La cérémonie orale de l'hommage étant complétée par un acte écrit, dressé par un notaire, qu'on appelait "l'aveu dénombrement du fief". Dénombrement parce qu'y étaient énumérés tous les objets, tenus en fief par le vassal, aveu en raison de la formule généralement employée : "tient et avoue tenir ...". Par exemple : "sachent tous que je, Gauvin Chenin, chevalier, en nom et comme tuteur de Marguerite et Jeanne Chenin, filles et héritières de feu Messire Renault Chenin en son vivant chevalier seigneur de Mauzé tient et avoue tenir, au nom que dessus, de noble et puissant seigneur Tristain, vicomte de Thouars, comte de Benon, le chastel, ville et baronnie de Mauzé et le chastel et village de Millescu, ainsi que leurs appartenances et dépendances .... (Dénombrement rendu à Benon en 1384)

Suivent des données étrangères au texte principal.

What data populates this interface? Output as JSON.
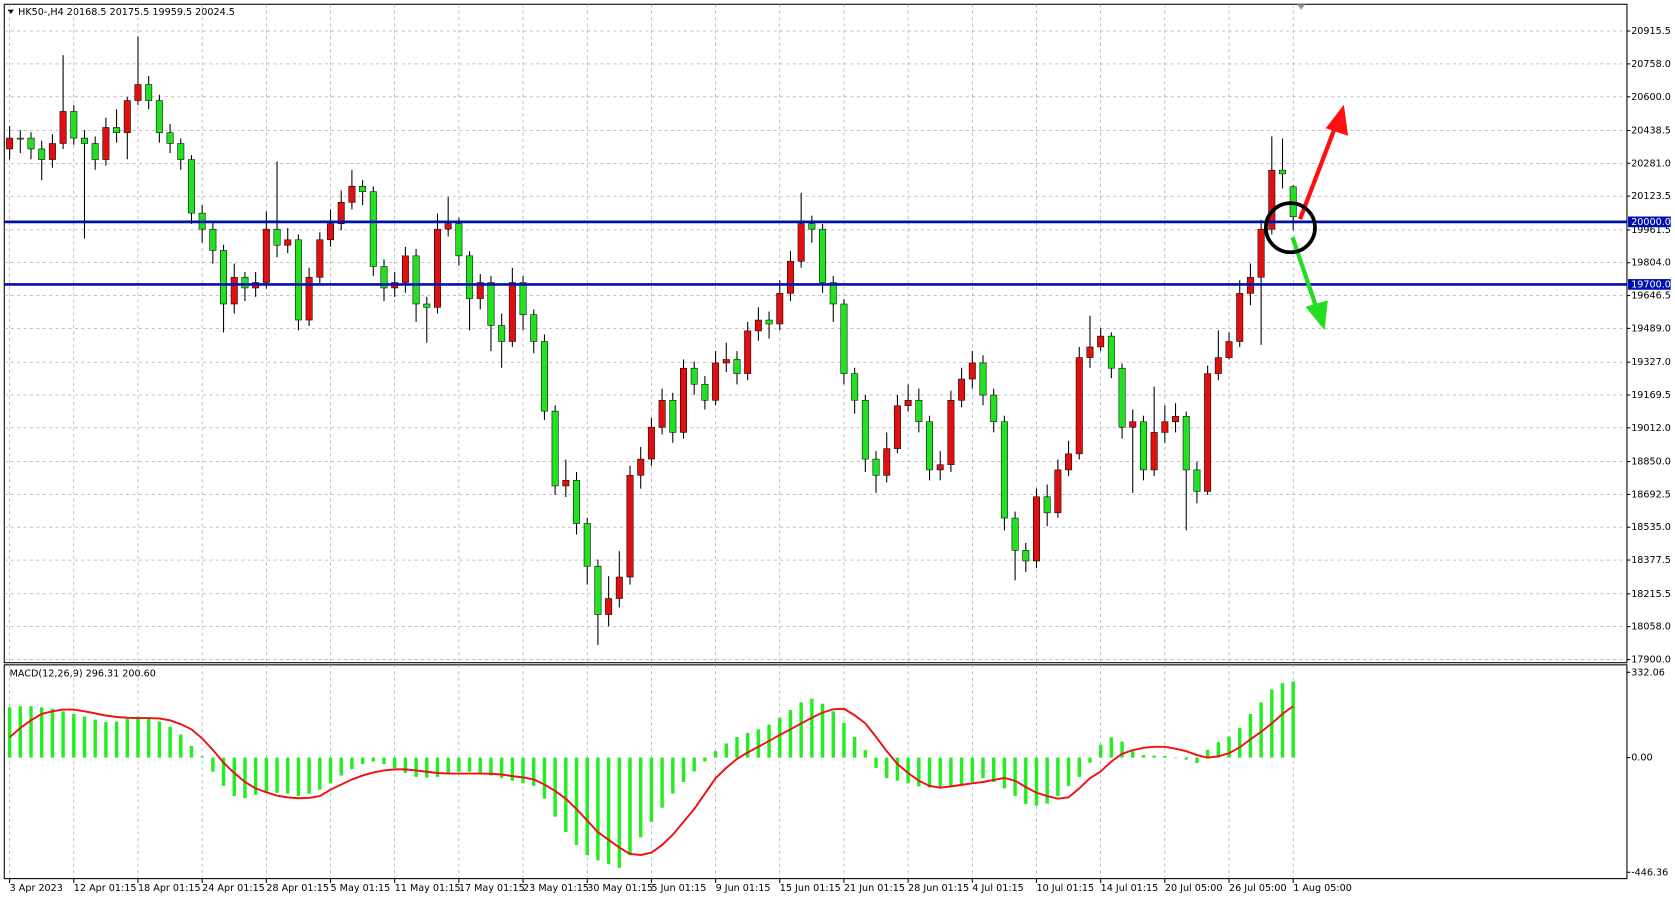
{
  "chart_data": [
    {
      "type": "candlestick",
      "title": "HK50-,H4  20168.5 20175.5 19959.5 20024.5",
      "xlim": [
        -0.5,
        151.2
      ],
      "ylim": [
        17885,
        21044
      ],
      "grid": true,
      "up_color": "#e01010",
      "down_color": "#22e022",
      "wick_color": "#000000",
      "xticks": [
        {
          "value": 0,
          "label": "3 Apr 2023"
        },
        {
          "value": 6,
          "label": "12 Apr 01:15"
        },
        {
          "value": 12,
          "label": "18 Apr 01:15"
        },
        {
          "value": 18,
          "label": "24 Apr 01:15"
        },
        {
          "value": 24,
          "label": "28 Apr 01:15"
        },
        {
          "value": 30,
          "label": "5 May 01:15"
        },
        {
          "value": 36,
          "label": "11 May 01:15"
        },
        {
          "value": 42,
          "label": "17 May 01:15"
        },
        {
          "value": 48,
          "label": "23 May 01:15"
        },
        {
          "value": 54,
          "label": "30 May 01:15"
        },
        {
          "value": 60,
          "label": "5 Jun 01:15"
        },
        {
          "value": 66,
          "label": "9 Jun 01:15"
        },
        {
          "value": 72,
          "label": "15 Jun 01:15"
        },
        {
          "value": 78,
          "label": "21 Jun 01:15"
        },
        {
          "value": 84,
          "label": "28 Jun 01:15"
        },
        {
          "value": 90,
          "label": "4 Jul 01:15"
        },
        {
          "value": 96,
          "label": "10 Jul 01:15"
        },
        {
          "value": 102,
          "label": "14 Jul 01:15"
        },
        {
          "value": 108,
          "label": "20 Jul 05:00"
        },
        {
          "value": 114,
          "label": "26 Jul 05:00"
        },
        {
          "value": 120,
          "label": "1 Aug 05:00"
        }
      ],
      "yticks": [
        20915.5,
        {
          "value": 20758,
          "label": "20758.0"
        },
        {
          "value": 20600,
          "label": "20600.0"
        },
        20438.5,
        {
          "value": 20281,
          "label": "20281.0"
        },
        20123.5,
        19961.5,
        {
          "value": 19804,
          "label": "19804.0"
        },
        19646.5,
        {
          "value": 19489,
          "label": "19489.0"
        },
        {
          "value": 19327,
          "label": "19327.0"
        },
        19169.5,
        {
          "value": 19012,
          "label": "19012.0"
        },
        {
          "value": 18850,
          "label": "18850.0"
        },
        18692.5,
        {
          "value": 18535,
          "label": "18535.0"
        },
        18377.5,
        18215.5,
        {
          "value": 18058,
          "label": "18058.0"
        },
        {
          "value": 17900,
          "label": "17900.0"
        }
      ],
      "hlines": [
        {
          "value": 20000,
          "label": "20000.0",
          "color": "#0010b0"
        },
        {
          "value": 19700,
          "label": "19700.0",
          "color": "#0010b0"
        }
      ],
      "open": [
        20350,
        20402,
        20402,
        20350,
        20299,
        20376,
        20530,
        20402,
        20376,
        20299,
        20453,
        20428,
        20582,
        20659,
        20582,
        20428,
        20376,
        20299,
        20042,
        19965,
        19863,
        19606,
        19734,
        19683,
        19709,
        19965,
        19888,
        19914,
        19529,
        19734,
        19914,
        19991,
        20094,
        20171,
        20145,
        19786,
        19683,
        19709,
        19837,
        19606,
        19590,
        19965,
        19991,
        19837,
        19632,
        19709,
        19503,
        19426,
        19709,
        19555,
        19426,
        19092,
        18733,
        18760,
        18553,
        18348,
        18116,
        18193,
        18296,
        18784,
        18862,
        19015,
        19144,
        18990,
        19298,
        19221,
        19144,
        19323,
        19340,
        19272,
        19477,
        19529,
        19510,
        19657,
        19811,
        19991,
        19965,
        19709,
        19606,
        19272,
        19144,
        18862,
        18784,
        18912,
        19118,
        19144,
        19041,
        18810,
        18835,
        19144,
        19246,
        19323,
        19169,
        19041,
        18579,
        18424,
        18373,
        18681,
        18604,
        18810,
        18887,
        19349,
        19400,
        19452,
        19298,
        19015,
        19041,
        18810,
        18990,
        19041,
        19067,
        18810,
        18707,
        19272,
        19349,
        19426,
        19657,
        19734,
        19965,
        20248,
        20168.5
      ],
      "high": [
        20460,
        20440,
        20430,
        20390,
        20420,
        20800,
        20560,
        20440,
        20410,
        20500,
        20540,
        20600,
        20890,
        20700,
        20610,
        20470,
        20400,
        20320,
        20080,
        20000,
        19890,
        19800,
        19760,
        19760,
        20050,
        20290,
        19970,
        19940,
        19780,
        19950,
        20060,
        20150,
        20250,
        20200,
        20170,
        19820,
        19760,
        19880,
        19870,
        19640,
        20040,
        20120,
        20020,
        19860,
        19750,
        19740,
        19560,
        19780,
        19740,
        19580,
        19460,
        19120,
        18860,
        18800,
        18580,
        18380,
        18300,
        18420,
        18830,
        18920,
        19060,
        19200,
        19180,
        19340,
        19330,
        19260,
        19380,
        19420,
        19380,
        19520,
        19590,
        19570,
        19720,
        19860,
        20140,
        20030,
        19990,
        19740,
        19630,
        19300,
        19170,
        18900,
        18990,
        19170,
        19220,
        19200,
        19070,
        18900,
        19190,
        19300,
        19380,
        19360,
        19200,
        19070,
        18610,
        18460,
        18720,
        18740,
        18860,
        18950,
        19400,
        19550,
        19490,
        19470,
        19320,
        19100,
        19070,
        19210,
        19120,
        19130,
        19090,
        18850,
        19310,
        19480,
        19470,
        19720,
        19800,
        20010,
        20410,
        20400,
        20175.5
      ],
      "low": [
        20300,
        20330,
        20300,
        20200,
        20260,
        20350,
        20370,
        19920,
        20250,
        20270,
        20380,
        20300,
        20560,
        20540,
        20380,
        20330,
        20250,
        19990,
        19900,
        19800,
        19470,
        19560,
        19620,
        19640,
        19680,
        19830,
        19850,
        19480,
        19500,
        19700,
        19880,
        19960,
        20060,
        20080,
        19740,
        19620,
        19640,
        19660,
        19520,
        19420,
        19560,
        19930,
        19790,
        19480,
        19580,
        19380,
        19300,
        19400,
        19480,
        19370,
        19050,
        18690,
        18680,
        18500,
        18260,
        17970,
        18060,
        18150,
        18260,
        18720,
        18830,
        18980,
        18940,
        18960,
        19170,
        19100,
        19120,
        19280,
        19220,
        19240,
        19430,
        19440,
        19480,
        19620,
        19780,
        19900,
        19660,
        19520,
        19220,
        19080,
        18800,
        18700,
        18750,
        18890,
        19090,
        18990,
        18760,
        18760,
        18800,
        19110,
        19200,
        19120,
        18990,
        18520,
        18280,
        18320,
        18340,
        18540,
        18580,
        18780,
        18860,
        19300,
        19380,
        19250,
        18960,
        18700,
        18760,
        18780,
        18940,
        18990,
        18520,
        18650,
        18690,
        19240,
        19340,
        19400,
        19600,
        19410,
        19940,
        20160,
        19959.5
      ],
      "close": [
        20402,
        20402,
        20350,
        20299,
        20376,
        20530,
        20402,
        20376,
        20299,
        20453,
        20428,
        20582,
        20659,
        20582,
        20428,
        20376,
        20299,
        20042,
        19965,
        19863,
        19606,
        19734,
        19683,
        19709,
        19965,
        19888,
        19914,
        19529,
        19734,
        19914,
        19991,
        20094,
        20171,
        20145,
        19786,
        19683,
        19709,
        19837,
        19606,
        19590,
        19965,
        19991,
        19837,
        19632,
        19709,
        19503,
        19426,
        19709,
        19555,
        19426,
        19092,
        18733,
        18760,
        18553,
        18348,
        18116,
        18193,
        18296,
        18784,
        18862,
        19015,
        19144,
        18990,
        19298,
        19221,
        19144,
        19323,
        19340,
        19272,
        19477,
        19529,
        19510,
        19657,
        19811,
        19991,
        19965,
        19709,
        19606,
        19272,
        19144,
        18862,
        18784,
        18912,
        19118,
        19144,
        19041,
        18810,
        18835,
        19144,
        19246,
        19323,
        19169,
        19041,
        18579,
        18424,
        18373,
        18681,
        18604,
        18810,
        18887,
        19349,
        19400,
        19452,
        19298,
        19015,
        19041,
        18810,
        18990,
        19041,
        19067,
        18810,
        18707,
        19272,
        19349,
        19426,
        19657,
        19734,
        19965,
        20248,
        20230,
        20024.5
      ]
    },
    {
      "type": "macd",
      "title": "MACD(12,26,9) 296.31 200.60",
      "ylim": [
        -471,
        361
      ],
      "yticks": [
        332.06,
        {
          "value": 0,
          "label": "0.00"
        },
        -446.36
      ],
      "histogram": {
        "color": "#22ee22",
        "values": [
          196,
          200,
          200,
          196,
          190,
          180,
          170,
          160,
          148,
          138,
          140,
          150,
          160,
          155,
          140,
          120,
          90,
          45,
          5,
          -55,
          -110,
          -150,
          -158,
          -145,
          -137,
          -137,
          -140,
          -150,
          -140,
          -125,
          -100,
          -70,
          -45,
          -25,
          -15,
          -25,
          -40,
          -60,
          -75,
          -78,
          -75,
          -65,
          -55,
          -55,
          -60,
          -70,
          -80,
          -90,
          -100,
          -110,
          -160,
          -230,
          -290,
          -340,
          -380,
          -400,
          -415,
          -429,
          -380,
          -310,
          -250,
          -195,
          -140,
          -95,
          -54,
          -15,
          25,
          55,
          80,
          96,
          110,
          128,
          155,
          185,
          215,
          229,
          210,
          180,
          135,
          80,
          29,
          -40,
          -80,
          -90,
          -100,
          -112,
          -117,
          -117,
          -115,
          -108,
          -95,
          -80,
          -95,
          -120,
          -150,
          -180,
          -187,
          -179,
          -150,
          -110,
          -75,
          -20,
          50,
          79,
          62,
          25,
          10,
          8,
          6,
          0,
          -8,
          -21,
          30,
          60,
          82,
          115,
          170,
          215,
          265,
          290,
          296.31
        ]
      },
      "signal": {
        "color": "#ee1111",
        "values": [
          79,
          115,
          145,
          170,
          180,
          187,
          187,
          180,
          172,
          164,
          158,
          155,
          154,
          154,
          152,
          145,
          130,
          110,
          75,
          30,
          -20,
          -60,
          -95,
          -120,
          -135,
          -148,
          -155,
          -158,
          -157,
          -150,
          -125,
          -105,
          -85,
          -70,
          -58,
          -50,
          -46,
          -46,
          -50,
          -55,
          -60,
          -62,
          -62,
          -62,
          -62,
          -63,
          -66,
          -72,
          -77,
          -85,
          -105,
          -130,
          -160,
          -200,
          -245,
          -290,
          -320,
          -350,
          -375,
          -379,
          -370,
          -340,
          -300,
          -250,
          -200,
          -140,
          -80,
          -40,
          -5,
          20,
          42,
          65,
          88,
          110,
          133,
          155,
          175,
          188,
          190,
          165,
          133,
          80,
          25,
          -25,
          -60,
          -90,
          -110,
          -117,
          -112,
          -106,
          -100,
          -95,
          -87,
          -79,
          -90,
          -115,
          -137,
          -150,
          -160,
          -155,
          -120,
          -80,
          -54,
          -15,
          15,
          29,
          38,
          42,
          42,
          35,
          25,
          10,
          0,
          5,
          17,
          40,
          71,
          100,
          133,
          170,
          200.6
        ]
      }
    }
  ]
}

Le montant du devoir exigible à chaque changement de suzerain ou de vassal (on ne disait pas changement, mais mutation, mouvance ou muange) est toujours précisé dans l'acte. Exemple : "avoue tenir à foi et hommage plein, au devoir d'une pièce d'argent fin appréciée trois sols tournois, a muance de seigneur ou de vassal.

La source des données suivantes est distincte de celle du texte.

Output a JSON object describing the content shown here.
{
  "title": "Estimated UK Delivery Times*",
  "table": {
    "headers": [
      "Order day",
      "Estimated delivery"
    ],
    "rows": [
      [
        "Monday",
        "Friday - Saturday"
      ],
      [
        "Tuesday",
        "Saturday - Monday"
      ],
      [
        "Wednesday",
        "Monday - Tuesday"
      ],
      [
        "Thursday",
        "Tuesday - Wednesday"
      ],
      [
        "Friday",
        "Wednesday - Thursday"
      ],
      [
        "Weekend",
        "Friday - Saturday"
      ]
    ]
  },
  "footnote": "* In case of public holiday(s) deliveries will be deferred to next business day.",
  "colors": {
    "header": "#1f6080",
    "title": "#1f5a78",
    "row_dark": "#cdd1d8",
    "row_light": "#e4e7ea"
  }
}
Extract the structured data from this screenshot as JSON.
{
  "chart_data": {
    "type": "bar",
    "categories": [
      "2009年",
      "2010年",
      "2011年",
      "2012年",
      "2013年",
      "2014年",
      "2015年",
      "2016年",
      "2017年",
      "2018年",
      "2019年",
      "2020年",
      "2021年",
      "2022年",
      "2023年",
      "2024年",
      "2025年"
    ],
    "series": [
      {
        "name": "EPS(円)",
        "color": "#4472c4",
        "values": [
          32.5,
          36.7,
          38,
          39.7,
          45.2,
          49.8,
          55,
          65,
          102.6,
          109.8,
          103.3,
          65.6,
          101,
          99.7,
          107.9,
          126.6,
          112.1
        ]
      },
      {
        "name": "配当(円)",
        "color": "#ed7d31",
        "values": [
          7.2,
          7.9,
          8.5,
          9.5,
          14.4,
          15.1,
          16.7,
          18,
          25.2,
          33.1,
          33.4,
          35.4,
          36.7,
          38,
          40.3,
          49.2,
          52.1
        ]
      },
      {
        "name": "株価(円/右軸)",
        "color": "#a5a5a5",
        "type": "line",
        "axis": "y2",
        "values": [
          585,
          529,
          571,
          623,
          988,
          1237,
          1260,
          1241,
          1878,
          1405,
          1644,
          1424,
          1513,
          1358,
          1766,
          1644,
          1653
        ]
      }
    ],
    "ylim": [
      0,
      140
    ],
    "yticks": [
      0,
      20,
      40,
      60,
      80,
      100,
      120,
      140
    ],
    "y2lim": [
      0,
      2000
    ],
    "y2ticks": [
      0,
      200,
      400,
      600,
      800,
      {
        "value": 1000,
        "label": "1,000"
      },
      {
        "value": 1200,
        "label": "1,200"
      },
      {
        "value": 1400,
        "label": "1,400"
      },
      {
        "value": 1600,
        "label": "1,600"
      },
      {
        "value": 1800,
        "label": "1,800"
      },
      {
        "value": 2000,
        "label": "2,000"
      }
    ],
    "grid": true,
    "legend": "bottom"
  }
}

Il y a parfois une différence selon le cas : "... au devoir de dix livres tournois quand le cas y advient, le total du dit devoir à mutation de vassal et le tiers à mutation de seigneur, selon la coutume de ce pays".

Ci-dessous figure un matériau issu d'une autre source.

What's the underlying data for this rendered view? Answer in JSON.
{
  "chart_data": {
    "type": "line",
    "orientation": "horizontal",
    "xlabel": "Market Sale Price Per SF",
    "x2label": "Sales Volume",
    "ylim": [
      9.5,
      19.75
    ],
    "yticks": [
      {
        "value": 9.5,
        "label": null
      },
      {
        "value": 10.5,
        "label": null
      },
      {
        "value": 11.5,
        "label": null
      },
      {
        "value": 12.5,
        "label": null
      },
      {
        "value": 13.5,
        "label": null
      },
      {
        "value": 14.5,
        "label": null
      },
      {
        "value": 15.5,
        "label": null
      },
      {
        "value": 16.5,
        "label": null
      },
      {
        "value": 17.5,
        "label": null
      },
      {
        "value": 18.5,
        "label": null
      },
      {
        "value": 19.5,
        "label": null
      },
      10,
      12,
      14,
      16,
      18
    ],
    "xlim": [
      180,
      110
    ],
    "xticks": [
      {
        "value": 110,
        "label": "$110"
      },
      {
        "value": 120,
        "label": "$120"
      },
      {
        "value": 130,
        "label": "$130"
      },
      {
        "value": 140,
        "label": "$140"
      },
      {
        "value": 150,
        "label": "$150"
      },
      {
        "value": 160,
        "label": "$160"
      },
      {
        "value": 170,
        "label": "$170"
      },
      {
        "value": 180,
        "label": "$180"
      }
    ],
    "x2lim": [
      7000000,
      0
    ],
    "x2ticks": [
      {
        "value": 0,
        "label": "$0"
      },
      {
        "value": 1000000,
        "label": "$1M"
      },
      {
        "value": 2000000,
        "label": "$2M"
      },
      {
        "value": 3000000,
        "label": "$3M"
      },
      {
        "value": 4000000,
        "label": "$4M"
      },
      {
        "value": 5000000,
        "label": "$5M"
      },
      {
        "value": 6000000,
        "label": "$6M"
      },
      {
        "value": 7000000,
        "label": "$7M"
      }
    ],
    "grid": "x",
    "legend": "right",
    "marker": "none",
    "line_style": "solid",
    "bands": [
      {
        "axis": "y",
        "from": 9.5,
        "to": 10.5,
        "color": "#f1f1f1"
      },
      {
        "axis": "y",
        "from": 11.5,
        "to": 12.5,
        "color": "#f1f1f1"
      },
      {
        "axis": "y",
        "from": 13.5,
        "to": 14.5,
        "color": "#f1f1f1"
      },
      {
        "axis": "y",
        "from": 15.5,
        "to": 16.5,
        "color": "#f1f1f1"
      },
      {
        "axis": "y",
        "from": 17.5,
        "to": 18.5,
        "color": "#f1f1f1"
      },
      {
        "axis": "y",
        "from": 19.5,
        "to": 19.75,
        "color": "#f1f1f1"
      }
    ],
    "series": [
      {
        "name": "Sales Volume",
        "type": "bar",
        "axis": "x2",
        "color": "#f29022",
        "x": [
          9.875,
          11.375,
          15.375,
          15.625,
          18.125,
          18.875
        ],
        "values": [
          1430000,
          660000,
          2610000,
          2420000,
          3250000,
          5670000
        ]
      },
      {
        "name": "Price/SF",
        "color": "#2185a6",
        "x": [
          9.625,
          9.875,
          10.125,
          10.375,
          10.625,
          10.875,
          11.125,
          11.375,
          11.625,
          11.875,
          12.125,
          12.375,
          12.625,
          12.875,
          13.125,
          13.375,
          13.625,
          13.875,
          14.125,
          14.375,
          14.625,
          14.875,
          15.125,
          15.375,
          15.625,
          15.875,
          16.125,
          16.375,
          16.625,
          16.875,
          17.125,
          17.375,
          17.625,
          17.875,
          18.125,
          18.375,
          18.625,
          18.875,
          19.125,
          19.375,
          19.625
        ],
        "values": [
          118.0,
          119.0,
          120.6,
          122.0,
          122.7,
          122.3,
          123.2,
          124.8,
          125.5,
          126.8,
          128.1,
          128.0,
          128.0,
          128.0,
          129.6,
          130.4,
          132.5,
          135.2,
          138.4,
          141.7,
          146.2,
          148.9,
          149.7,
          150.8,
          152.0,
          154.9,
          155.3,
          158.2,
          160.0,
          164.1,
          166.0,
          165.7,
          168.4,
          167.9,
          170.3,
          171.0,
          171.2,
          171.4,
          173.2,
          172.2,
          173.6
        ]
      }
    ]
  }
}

Les dénombrements qui accompagnaient les actes d'hommage sont évidemment précieux pour l'historien. Dans celui de 154O (l) rend au comte de Benon par Claude de Rochechouard, baron de Mauzé, sont énumérés tous les vassaux de la baronnie. On y lit, par exemple, les noms de Bertrand Hélie, écuyer, seigneur de La Rochesnard, au devoir de cent sols tournois; de Joachim Desmier, écuyer, a cause de sa seigneurie d'Olbreuse, au devoir de soixante sols; de Guillaume Béchillon, écuyer, à cause de sa seigneurie de l'isle Rault (aujourd'hui Irleau), au devoir de soixante sols, etc... Et dans l'aveu de 1615 rendu par Alexandre Desmier à Claude Gillier, seigneur de la Villedieu de Comblé et baron de Mauzé, non seulement sont précisées les limites du fief de la Brune-en-Mauzé, dans le voisinage des halles, mais sont donnés, maison par maison, les noms des tenanciers présents et même passés. C'est là qu'on peut lire : que Dans cet "enclos et circuit" de maisons, places, cours jardins et bâtiments de servitude, est "compris le temple et place d'iceluy où se fait le presche et exercice de la religion réformé en l'église recueillie au dict Mauzé" - précision que, depuis bien longtemps, les historiens de Mauzé avaient en vain cherchés.
Les serments enregistrés sur acte de notaire et les aveux de dénombrements des fiefs subsistèrent tant que dura l'Ancien Régime mais, peu à peu, le cérémonial de l'hommage était tombé en désuétude.
Toutefois on voit encore, au 18ème siècle, un suzerain donner l'accolade à son vassal, un vassal s'agenouiller devant le portail du manoir de son suzerain et en baiser la serrure, On pourra lire plus loin, le récit d'une présentation d'hommage à la porte du château de Mauzé en 1729.
Raoul Germond.
(1) Les textes des dénombrements de 1584 et 1540 nous avaient communiqués par notre regretté collègue, Mr. Pillot de Beauretour On peut en prendre connaissance aux archives de la société.